Last week I was back in China for the sixth time in just over three years, to run my ninth value-based pricing workshop. When I first started going to China, workshops sales were relatively slow (but ultimately well-attended), with delegates from business-to-business multinational corporations (MNCs) usually sporting job titles such marketing manager, sales manager or product manager.
Last week was very different. The workshop sold out weeks in advance, and more than one third of attendees were newly installed in roles with “pricing” in their title. One woman was even an (internal) “customer value management consultant”. What’s behind the change?
Among the drivers mentioned by attendees, two were particularly interesting. The first is that the establishment of a corporate pricing function is a defensive measure. For three years, I’ve heard delegates say their European and American head offices have been telling these Chinese subsidiaries to improve their pricing. But rarely, if ever, is any sort of training and support to assist in the attainment of this objective provided.
One of the primary motivations for establishing the Chinese pricing function is to manage those expectations, and the gap between what prices the Chinese market will bear, and what Europeans and Americans think prices should be.
The other interesting driver was input costs. As raw material prices rose about two years ago, more and more Chinese companies saw their margins eroded, primarily due to maintaining a cost-plus approach to pricing. Resources were added not only to protect such margin erosion, but also to facilitate a move towards a more sustainable, value-based, approach to pricing.
What can leading companies learn from these developments?
Firstly, not all markets are homogeneous. Just because a product commands a certain price in one market doesn’t mean that price will be obtained in another market. The level of economic development is one explanation, but so too are cultural differences, business customs and sales acumen.

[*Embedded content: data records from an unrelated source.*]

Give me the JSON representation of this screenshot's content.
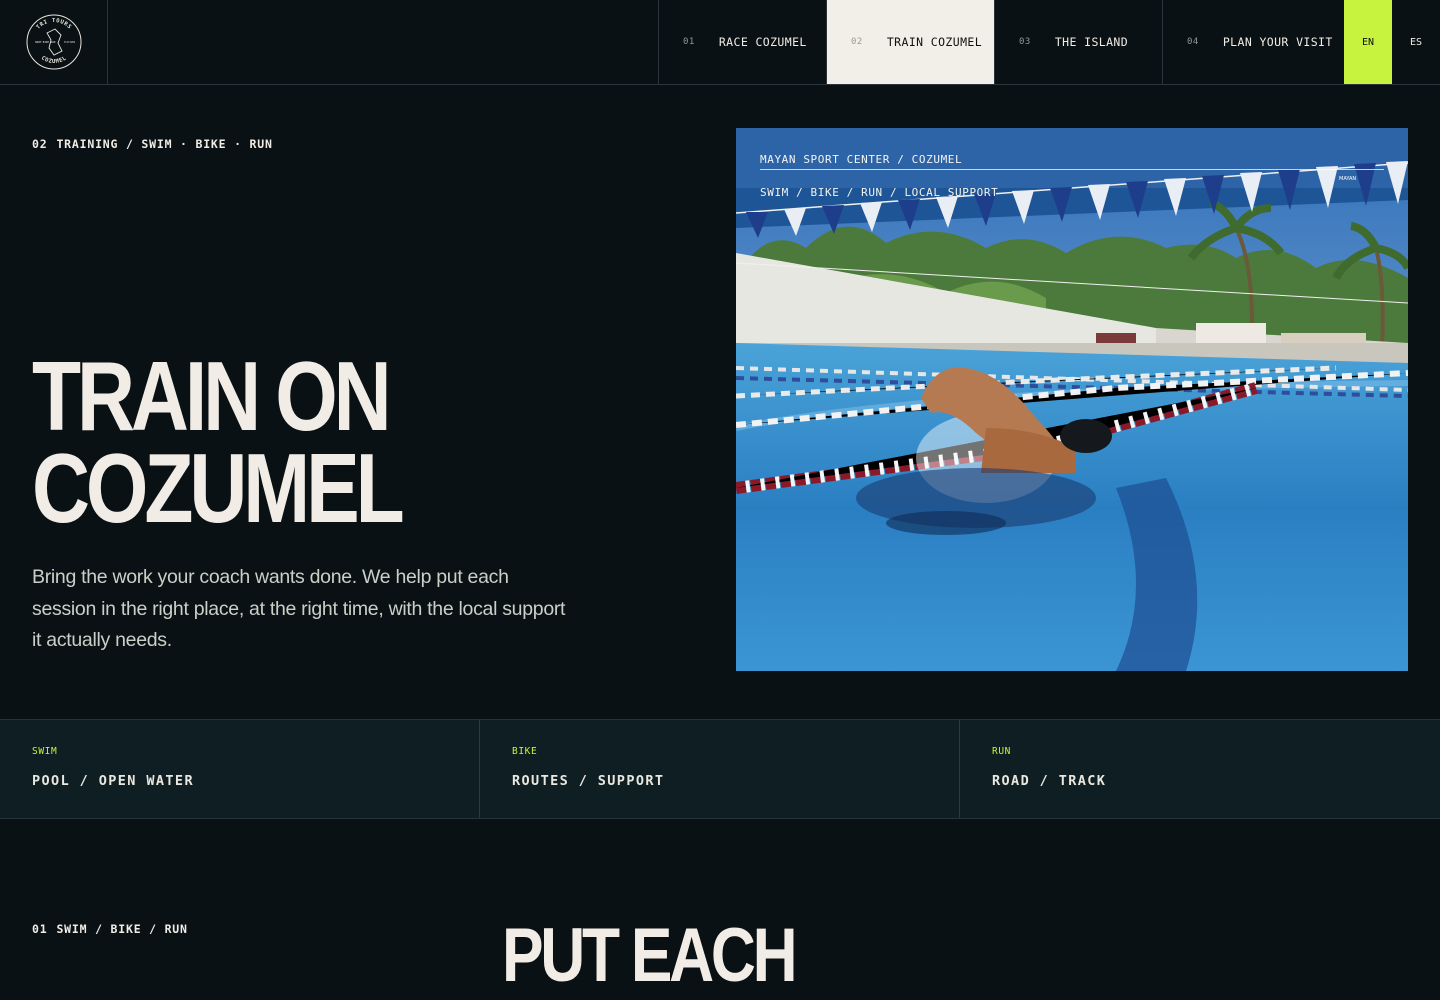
{
  "brand": {
    "logo_top": "TRI TOURS",
    "logo_bottom": "COZUMEL",
    "logo_left": "SWIM BIKE RUN",
    "logo_right": "EST 2024 TRIATHLON"
  },
  "nav": {
    "items": [
      {
        "num": "01",
        "label": "RACE COZUMEL"
      },
      {
        "num": "02",
        "label": "TRAIN COZUMEL"
      },
      {
        "num": "03",
        "label": "THE ISLAND"
      },
      {
        "num": "04",
        "label": "PLAN YOUR VISIT"
      }
    ],
    "active_index": 1,
    "lang_en": "EN",
    "lang_es": "ES"
  },
  "hero": {
    "eyebrow_num": "02",
    "eyebrow_text": "TRAINING / SWIM · BIKE · RUN",
    "title_line1": "TRAIN ON",
    "title_line2": "COZUMEL",
    "body": "Bring the work your coach wants done. We help put each session in the right place, at the right time, with the local support it actually needs.",
    "photo_caption1": "MAYAN SPORT CENTER / COZUMEL",
    "photo_caption2": "SWIM / BIKE / RUN / LOCAL SUPPORT",
    "flag_text": "MAYAN"
  },
  "disciplines": [
    {
      "key": "SWIM",
      "value": "POOL / OPEN WATER"
    },
    {
      "key": "BIKE",
      "value": "ROUTES / SUPPORT"
    },
    {
      "key": "RUN",
      "value": "ROAD / TRACK"
    }
  ],
  "section2": {
    "eyebrow_num": "01",
    "eyebrow_text": "SWIM / BIKE / RUN",
    "title": "PUT EACH"
  },
  "colors": {
    "background": "#0a1114",
    "accent": "#c7f23d",
    "text": "#f1ede6",
    "strip": "#0f1e22"
  }
}
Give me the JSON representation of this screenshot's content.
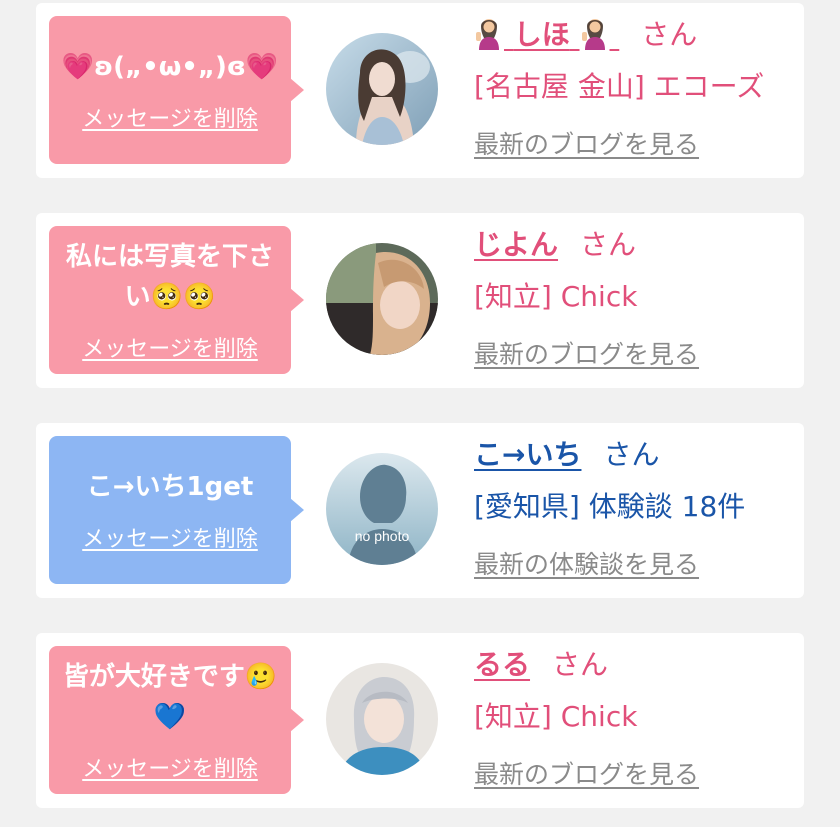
{
  "cards": [
    {
      "message": "💗ʚ(„•ω•„)ɞ💗",
      "delete_label": "メッセージを削除",
      "name": "しほ",
      "honorific": "さん",
      "shop": "[名古屋 金山] エコーズ",
      "blog_link": "最新のブログを見る",
      "theme": "pink"
    },
    {
      "message": "私には写真を下さい🥺🥺",
      "delete_label": "メッセージを削除",
      "name": "じよん",
      "honorific": "さん",
      "shop": "[知立] Chick",
      "blog_link": "最新のブログを見る",
      "theme": "pink"
    },
    {
      "message": "こ→いち1get",
      "delete_label": "メッセージを削除",
      "name": "こ→いち",
      "honorific": "さん",
      "shop": "[愛知県] 体験談 18件",
      "blog_link": "最新の体験談を見る",
      "avatar_text": "no photo",
      "theme": "blue"
    },
    {
      "message": "皆が大好きです🥲💙",
      "delete_label": "メッセージを削除",
      "name": "るる",
      "honorific": "さん",
      "shop": "[知立] Chick",
      "blog_link": "最新のブログを見る",
      "theme": "pink"
    }
  ],
  "colors": {
    "pink_bubble": "#f99aa8",
    "blue_bubble": "#8db6f3",
    "pink_text": "#e14f7a",
    "blue_text": "#1a55a8",
    "link_gray": "#8a8a8a"
  }
}
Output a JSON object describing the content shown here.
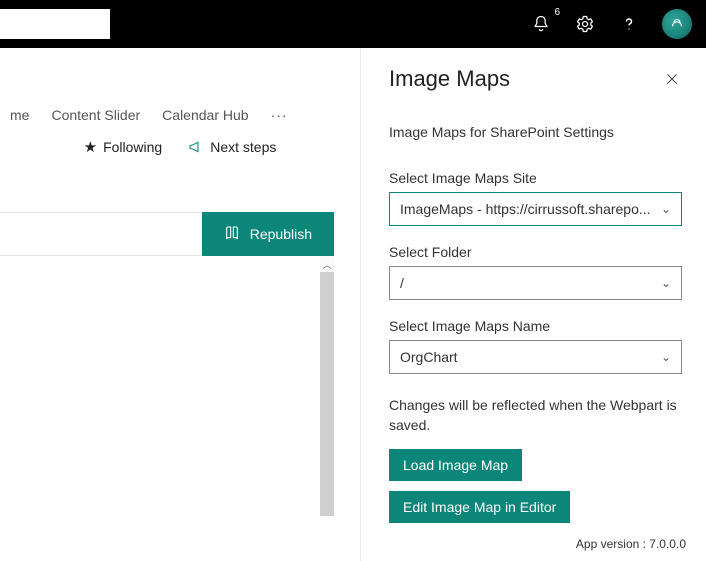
{
  "header": {
    "notification_count": "6"
  },
  "nav": {
    "tabs": [
      "me",
      "Content Slider",
      "Calendar Hub"
    ],
    "ellipsis": "···"
  },
  "actions": {
    "following": "Following",
    "next_steps": "Next steps"
  },
  "publish": {
    "republish": "Republish"
  },
  "panel": {
    "title": "Image Maps",
    "subtitle": "Image Maps for SharePoint Settings",
    "site_label": "Select Image Maps Site",
    "site_value": "ImageMaps - https://cirrussoft.sharepo...",
    "folder_label": "Select Folder",
    "folder_value": "/",
    "name_label": "Select Image Maps Name",
    "name_value": "OrgChart",
    "note": "Changes will be reflected when the Webpart is saved.",
    "load_btn": "Load Image Map",
    "edit_btn": "Edit Image Map in Editor",
    "version": "App version : 7.0.0.0"
  }
}
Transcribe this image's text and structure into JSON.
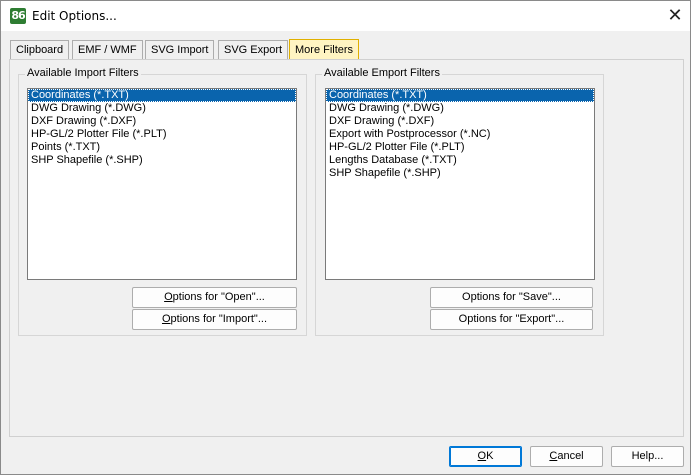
{
  "window": {
    "title": "Edit Options...",
    "app_icon": "86"
  },
  "tabs": [
    {
      "label": "Clipboard",
      "active": false
    },
    {
      "label": "EMF / WMF",
      "active": false
    },
    {
      "label": "SVG Import",
      "active": false
    },
    {
      "label": "SVG Export",
      "active": false
    },
    {
      "label": "More Filters",
      "active": true
    }
  ],
  "import_group": {
    "title": "Available Import Filters",
    "items": [
      "Coordinates (*.TXT)",
      "DWG Drawing (*.DWG)",
      "DXF Drawing (*.DXF)",
      "HP-GL/2 Plotter File (*.PLT)",
      "Points (*.TXT)",
      "SHP Shapefile (*.SHP)"
    ],
    "selected_index": 0,
    "buttons": [
      {
        "pre": "",
        "ul": "O",
        "post": "ptions for \"Open\"..."
      },
      {
        "pre": "",
        "ul": "O",
        "post": "ptions for \"Import\"..."
      }
    ]
  },
  "export_group": {
    "title": "Available Emport Filters",
    "items": [
      "Coordinates (*.TXT)",
      "DWG Drawing (*.DWG)",
      "DXF Drawing (*.DXF)",
      "Export with Postprocessor (*.NC)",
      "HP-GL/2 Plotter File (*.PLT)",
      "Lengths Database (*.TXT)",
      "SHP Shapefile (*.SHP)"
    ],
    "selected_index": 0,
    "buttons": [
      {
        "pre": "Options for \"Save\"...",
        "ul": "",
        "post": ""
      },
      {
        "pre": "Options for \"Export\"...",
        "ul": "",
        "post": ""
      }
    ]
  },
  "footer": {
    "ok": {
      "ul": "O",
      "post": "K"
    },
    "cancel": {
      "ul": "C",
      "post": "ancel"
    },
    "help": "Help..."
  },
  "colors": {
    "selection": "#0a64ad",
    "active_tab": "#fff4c2",
    "default_button_border": "#0078d7"
  }
}
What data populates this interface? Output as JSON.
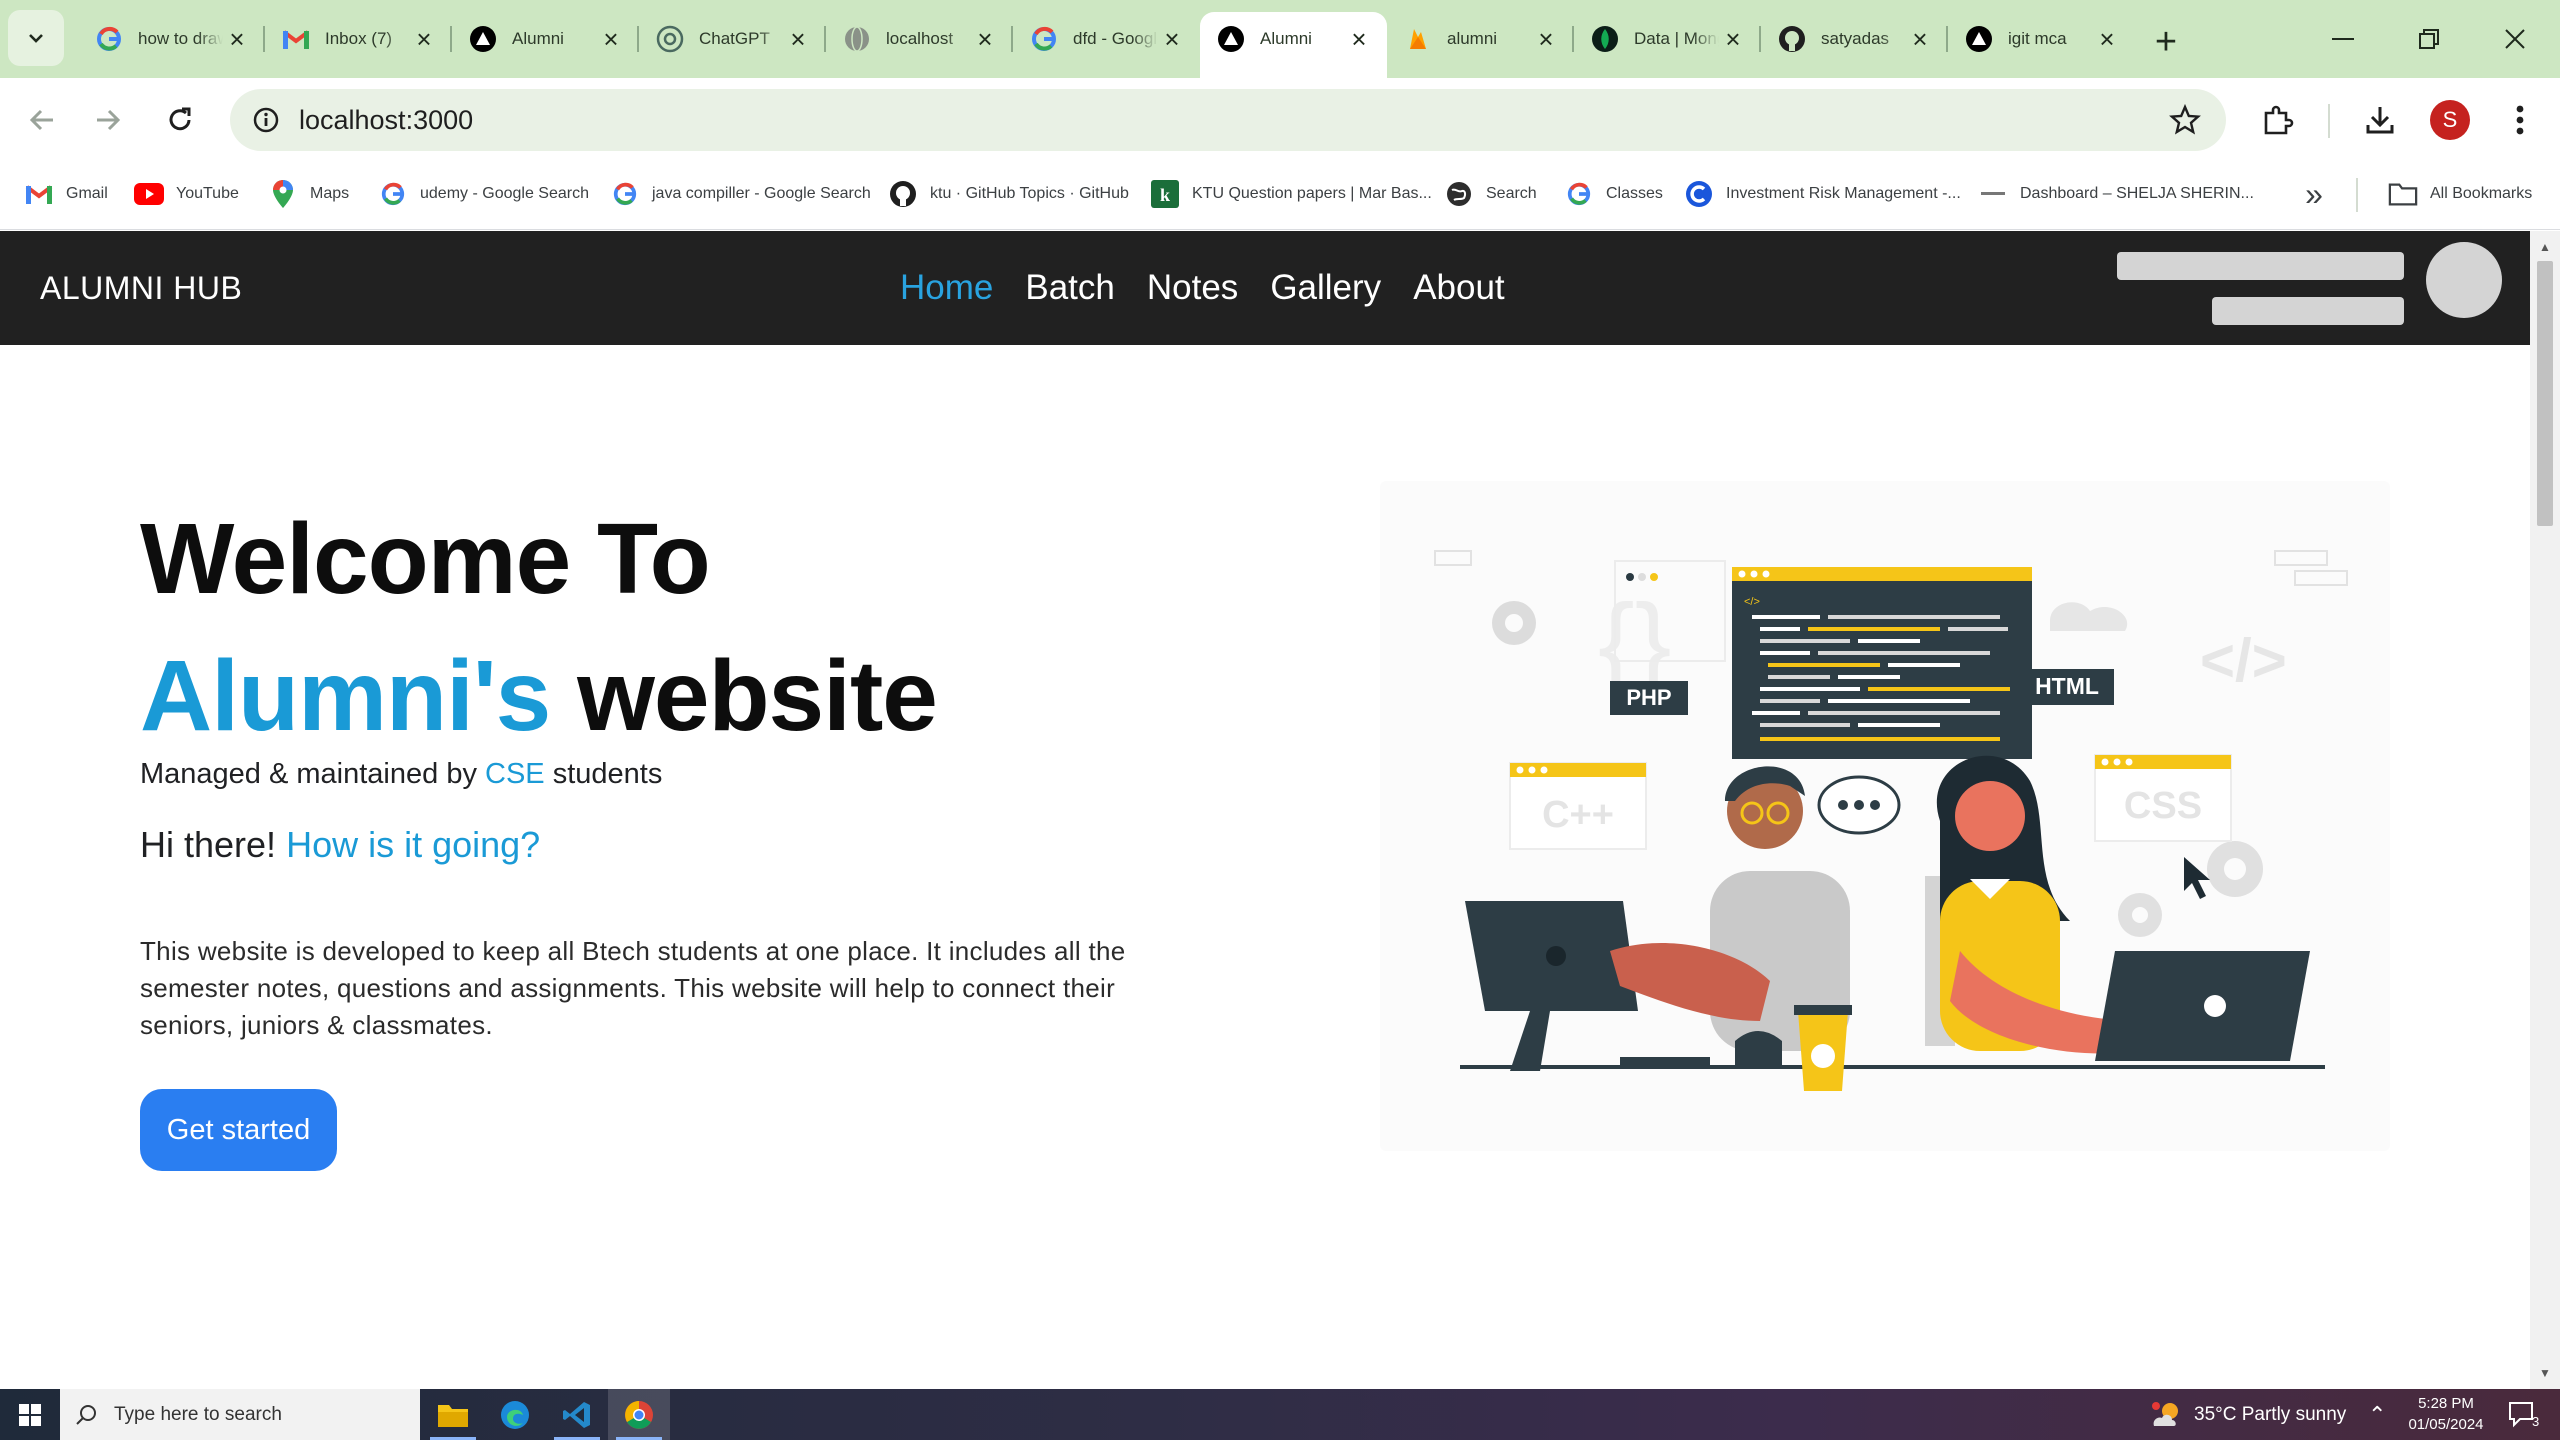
{
  "browser": {
    "tabs": [
      {
        "title": "how to draw",
        "favicon": "google-icon"
      },
      {
        "title": "Inbox (7)",
        "favicon": "gmail-icon"
      },
      {
        "title": "Alumni",
        "favicon": "vercel-icon"
      },
      {
        "title": "ChatGPT",
        "favicon": "chatgpt-icon"
      },
      {
        "title": "localhost",
        "favicon": "globe-icon"
      },
      {
        "title": "dfd - Google",
        "favicon": "google-icon"
      },
      {
        "title": "Alumni",
        "favicon": "vercel-icon",
        "active": true
      },
      {
        "title": "alumni",
        "favicon": "firebase-icon"
      },
      {
        "title": "Data | MongoDB",
        "favicon": "mongodb-icon"
      },
      {
        "title": "satyadas",
        "favicon": "github-icon"
      },
      {
        "title": "igit mca",
        "favicon": "vercel-icon"
      }
    ],
    "url": "localhost:3000",
    "profile_initial": "S"
  },
  "bookmarks": [
    {
      "label": "Gmail",
      "icon": "gmail-icon"
    },
    {
      "label": "YouTube",
      "icon": "youtube-icon"
    },
    {
      "label": "Maps",
      "icon": "maps-icon"
    },
    {
      "label": "udemy - Google Search",
      "icon": "google-icon"
    },
    {
      "label": "java compiller - Google Search",
      "icon": "google-icon"
    },
    {
      "label": "ktu · GitHub Topics · GitHub",
      "icon": "github-icon"
    },
    {
      "label": "KTU Question papers | Mar Bas...",
      "icon": "ktu-icon"
    },
    {
      "label": "Search",
      "icon": "search-globe-icon"
    },
    {
      "label": "Classes",
      "icon": "google-icon"
    },
    {
      "label": "Investment Risk Management -...",
      "icon": "c-icon"
    },
    {
      "label": "Dashboard – SHELJA SHERIN...",
      "icon": "dash-icon"
    }
  ],
  "all_bookmarks_label": "All Bookmarks",
  "site": {
    "brand": "ALUMNI HUB",
    "nav": [
      "Home",
      "Batch",
      "Notes",
      "Gallery",
      "About"
    ],
    "active_nav": "Home",
    "hero": {
      "line1": "Welcome To",
      "line2_accent": "Alumni's",
      "line2_rest": "website",
      "managed_prefix": "Managed & maintained by",
      "managed_accent": "CSE",
      "managed_suffix": "students",
      "greeting": "Hi there!",
      "greeting_accent": "How is it going?",
      "description": "This website is developed to keep all Btech students at one place. It includes all the semester notes, questions and assignments. This website will help to connect their seniors, juniors & classmates.",
      "cta": "Get started"
    },
    "illustration": {
      "php": "PHP",
      "html": "HTML",
      "cpp": "C++",
      "css": "CSS"
    }
  },
  "taskbar": {
    "search_placeholder": "Type here to search",
    "weather": "35°C  Partly sunny",
    "time": "5:28 PM",
    "date": "01/05/2024",
    "notification_count": "3"
  },
  "colors": {
    "accent": "#1a9ad6",
    "nav_active": "#29a3e0",
    "cta": "#2a7ef1",
    "navbar": "#212121",
    "tabstrip": "#cde7c2"
  }
}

Secondly, even the Chinese are recognising that customers don’t care about what things costs to manufacture. Customers care about the value they receive, and that cost-plus pricing is a flawed approach to pricing. And for the first time on this trip, I heard several Chinese companies admit that, if customers don’t see value in the price they charge, they’re more than happy to “sack the customer” and let them buy from the competition.
Of course, the other implication is that, if you’re buying from Chinese companies, you might expect to see them get more pricing-savvy and start to charge a little bit more in the not-too-distant future.